Fig. 2. Time intervals from initial symptoms of leprosy to development of reactional skin lesions and neuritis. Skin = ; nerve = . Median symptom-reaction time: skin = 13.0 mos. ± 37.8 mos; nerve = 27.5 mos. ± 33.1 mos.

 

Reactional symptoms developed in 45.4% of our patients before they sought treatment for leprosy, 38.6% were on treatment at the time of reaction, and 9% developed reaction after treatment (treatment details were incomplete for three patients). Only one patient admitted to previous irregular treatment. Of the 17 (1 TT, 10 BT, 1 BB, 4 BL, 1 LL) patients who were on treatment at the time of reaction, 6 were receiving DDS monotherapy, 2 of whom were irregular in taking their medication. Ten patients were on DDS and rifampin; 1 was irregular. One patient was on multibacillary MDT.

We have analyzed the temporal relationship between starting treatment and a reaction separately for skin lesions and neuritis (Fig. 3). The median treatment-to-skinlesion interval is 1.0 month (S.D. 18.4 months); for neuritis, 3.0 months (S.D. 17.8 months). Of patients developing skin reactions 25% had done so more than 1 month before seeking treatment, while 32% sought treatment at the time of new, acute symptoms. Of the 12 patients developing a skin reaction after starting treatment six did so within a month of starting treatment. A further five patients developed reactions more than 6 months after starting treatment, with one patient having a skin reaction 74 months after starting treatment.

 

Fig. 3. Time intervals from start of treatment to development of reactional skin lesions and neuritis. Skin = ; nerve = . Median treatment-reaction time: skin = 1 mo. ± 18.4 mos; nerve = 3 mos. ± 17.8 mos; 0 = at presentation.

 

The timing of neurological reactions in relation to treatment is shown in Figure 2; 21.1% of patients reported neurological signs in the 6 months before treatment was started, a further 21.1 % at the start of treatment, and 36.3% of patients developing neuritis on treatment did so in the first 7 months. The remaining patients developed neurological signs at a steady rate up to 50 months after the start of treatment. We found no difference in the timing of either skin or neurological reactions from the start of treatment between paucibacillary and multibacillary patients.

Seven patients (5 BT, 2 BL) developed reactions more than 24 months after starting treatment. Four patients had signs in both skin and nerve, three in skin alone. The BT patients had received either DDS monotherapy (N = 2, one irregularly) or DDS and rifampin. The BL patients had taken DDS and rifampin, one irregularly.

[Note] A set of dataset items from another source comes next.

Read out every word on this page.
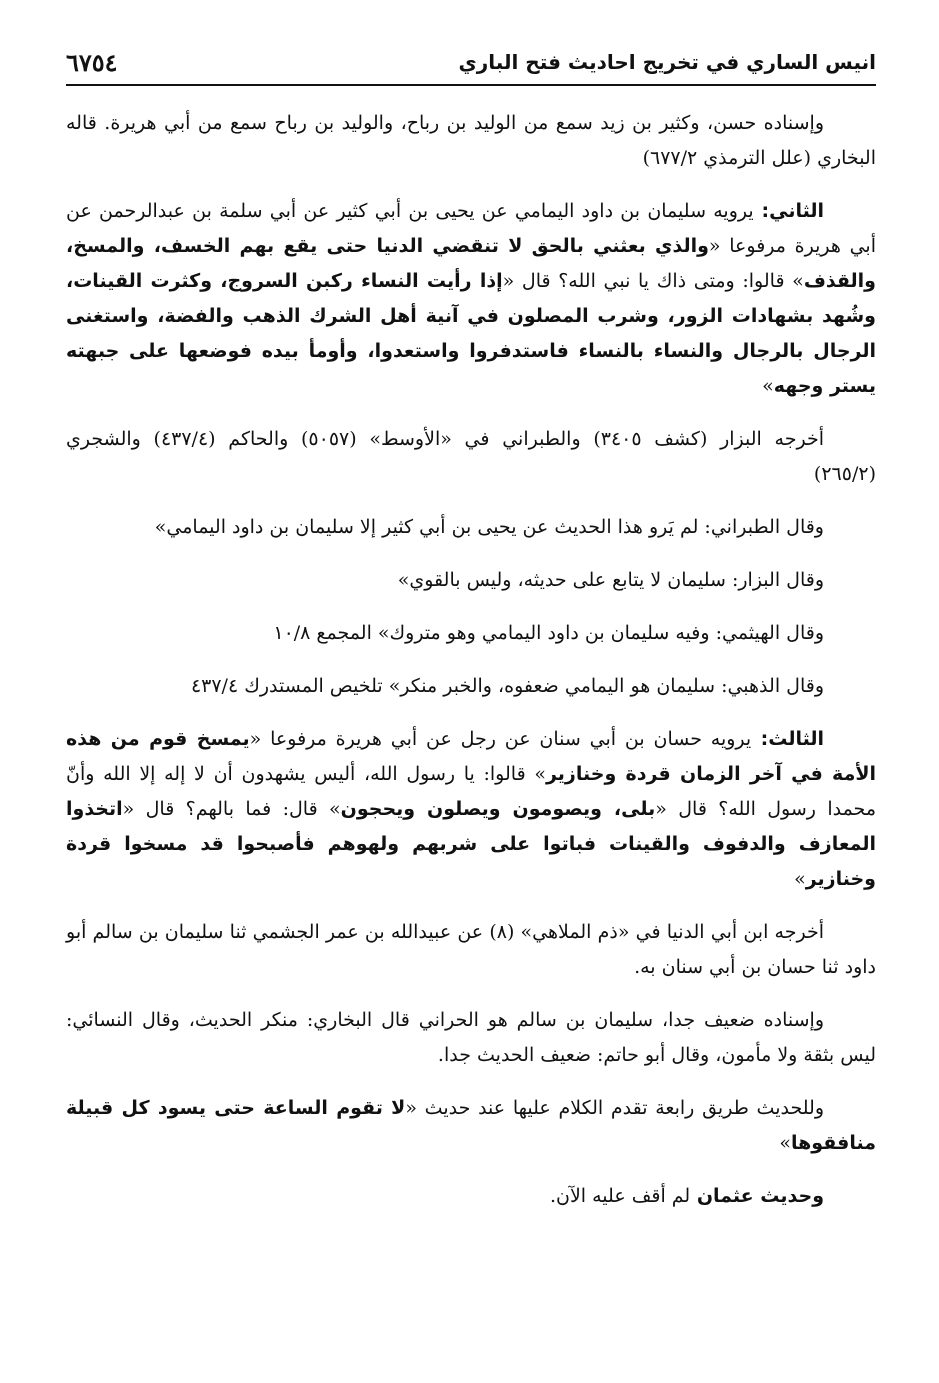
انيس الساري في تخريج احاديث فتح الباري
٦٧٥٤

وإسناده حسن، وكثير بن زيد سمع من الوليد بن رباح، والوليد بن رباح سمع من أبي هريرة. قاله البخاري (علل الترمذي ٦٧٧/٢)

الثاني: يرويه سليمان بن داود اليمامي عن يحيى بن أبي كثير عن أبي سلمة بن عبدالرحمن عن أبي هريرة مرفوعا «والذي بعثني بالحق لا تنقضي الدنيا حتى يقع بهم الخسف، والمسخ، والقذف» قالوا: ومتى ذاك يا نبي الله؟ قال «إذا رأيت النساء ركبن السروج، وكثرت القينات، وشُهد بشهادات الزور، وشرب المصلون في آنية أهل الشرك الذهب والفضة، واستغنى الرجال بالرجال والنساء بالنساء فاستدفروا واستعدوا، وأومأ بيده فوضعها على جبهته يستر وجهه»

أخرجه البزار (كشف ٣٤٠٥) والطبراني في «الأوسط» (٥٠٥٧) والحاكم (٤٣٧/٤) والشجري (٢٦٥/٢)

وقال الطبراني: لم يَرو هذا الحديث عن يحيى بن أبي كثير إلا سليمان بن داود اليمامي»

وقال البزار: سليمان لا يتابع على حديثه، وليس بالقوي»

وقال الهيثمي: وفيه سليمان بن داود اليمامي وهو متروك» المجمع ١٠/٨

وقال الذهبي: سليمان هو اليمامي ضعفوه، والخبر منكر» تلخيص المستدرك ٤٣٧/٤

الثالث: يرويه حسان بن أبي سنان عن رجل عن أبي هريرة مرفوعا «يمسخ قوم من هذه الأمة في آخر الزمان قردة وخنازير» قالوا: يا رسول الله، أليس يشهدون أن لا إله إلا الله وأنّ محمدا رسول الله؟ قال «بلى، ويصومون ويصلون ويحجون» قال: فما بالهم؟ قال «اتخذوا المعازف والدفوف والقينات فباتوا على شربهم ولهوهم فأصبحوا قد مسخوا قردة وخنازير»

أخرجه ابن أبي الدنيا في «ذم الملاهي» (٨) عن عبيدالله بن عمر الجشمي ثنا سليمان بن سالم أبو داود ثنا حسان بن أبي سنان به.

وإسناده ضعيف جدا، سليمان بن سالم هو الحراني قال البخاري: منكر الحديث، وقال النسائي: ليس بثقة ولا مأمون، وقال أبو حاتم: ضعيف الحديث جدا.

وللحديث طريق رابعة تقدم الكلام عليها عند حديث «لا تقوم الساعة حتى يسود كل قبيلة منافقوها»

وحديث عثمان لم أقف عليه الآن.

Treatment. Prednisolone was used to treat 63% of the patients, and all patients with any evidence of neuritis received steroids. The dosages used ranged from 10-30 mg daily (mean 15 mg daily). The examining clinician's notes were used to determine whether a lesion had improved or resolved. Skin lesions were more likely than neuritis to improve on treatment with improvement being noted in 93.1% of skin lesions and only 50% of neuritic episodes. The response of skin lesions also started quickly, with 38.1% improving at 1 month and 81.0% improving by 6 months. Complete resolution of skin lesions occurred in only 52.9% of the patients and had occurred within 6 months for 35.7% of this group; for 85.7%, by 12 months.

 

Fig. 4. Time intervals from initial reaction to next reactional episode. Median time to first recurrence = 9.0 mos. (S.D. ± 11.0 mos.).

 

Neurological improvement was deemed when there was either a recorded subjective improvement of symptoms or a discernable improvement on motor or sensory testing; 50% (N = 12) of the patients with neuritis had some neurological improvement, 5 patients were lost to follow up, and 7 did not improve. Comparing those who improved with those who did not showed no' differences in the type of disease, pattern of nerve involvement (single nerves versus multiple nerves), or dose of steroids used. The neuritis severity score was higher for improvers than for nonimprovers (7.25 vs 5.6). Reversal reactions had been confirmed histologically for three of the nonimprovers, and there was no deterioration in the Bis or clinical evidence of relapse in the other four. Thus, failure to improve was not due to undiagnosed relapsing disease. Neurological improvement occurred more slowly than skin improvement, with a mean time to improvement of 8.5 months. Complete resolution of neurological signs was rare, occurring in only two patients.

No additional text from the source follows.